I'm thinking of categorizing threads through #tagging. Right now it's not possible to query threads by topic, and I don't want to go all full-text or semantic search (yet at least). Without reading up on any best practices for a system like this, I'm thinking of the following process:
- user submits post to thread (also what happens on thread creation)
- store thread and return to user, but also kick off a background job to process the text content and categorize the thread based on tags found in it's posts
- add a (repeatable) c query parameter to /t that, if present, filters threads by catgeory
- add a op query paramter to /t that defaults to any, but can also be set to all to only include threads that has all the selected categories
To avoid a very complicated parser to extract tags, I'll restrict it to
- only try to extract tags from the last line
- the line must start with a '#' character
- tags are on the format #[a-z]{3,}
I have to make some UI changes if I want to display tags on posts as links to a thread query that includes the given tag. I think it would be best to gather the tags at the top of the thread and display it under the thread ID and author heading. If I’m using # to denote tags, I’ll start using $ to denote thread and post IDs instead of # to avoid any confusion.

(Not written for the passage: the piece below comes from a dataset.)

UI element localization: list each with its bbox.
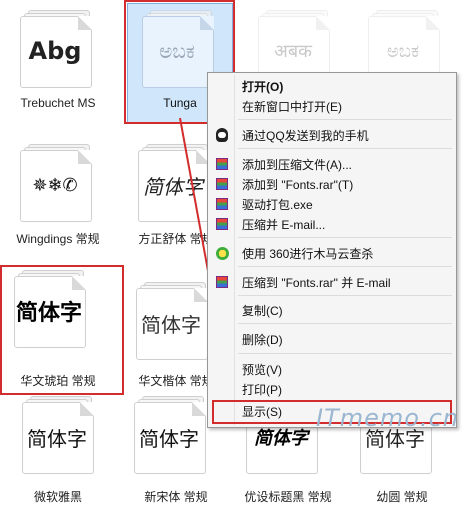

If I've done everything correct, it should be possible to categorize threads now using the syntax described above. I dropped changing the symbol used to denote thread and post IDs, but might change that later.
#devlog
One UI thing I missed: don't include the thread-categories div if there are no categories to display.
Tweaked the UI a little. Removed the border between threads, and added a border-top on the categories div. That also removed the need to hide the categories div if it's empty. Also, my initial rough implemntation of categorization took the entire thread and processed all posts every time. Now it just takes the post that has been written and processes that.
I think I can call this feature complete. Only thing I'm considering is if I should remove the text line containing the tags from the post content after processing. Makes for a cleaner look. Or, I could keep it in the database and remove it when it's rendered. Either will work.
If I decide to remove it, I should take care to handle posts consisting of only tags correctly.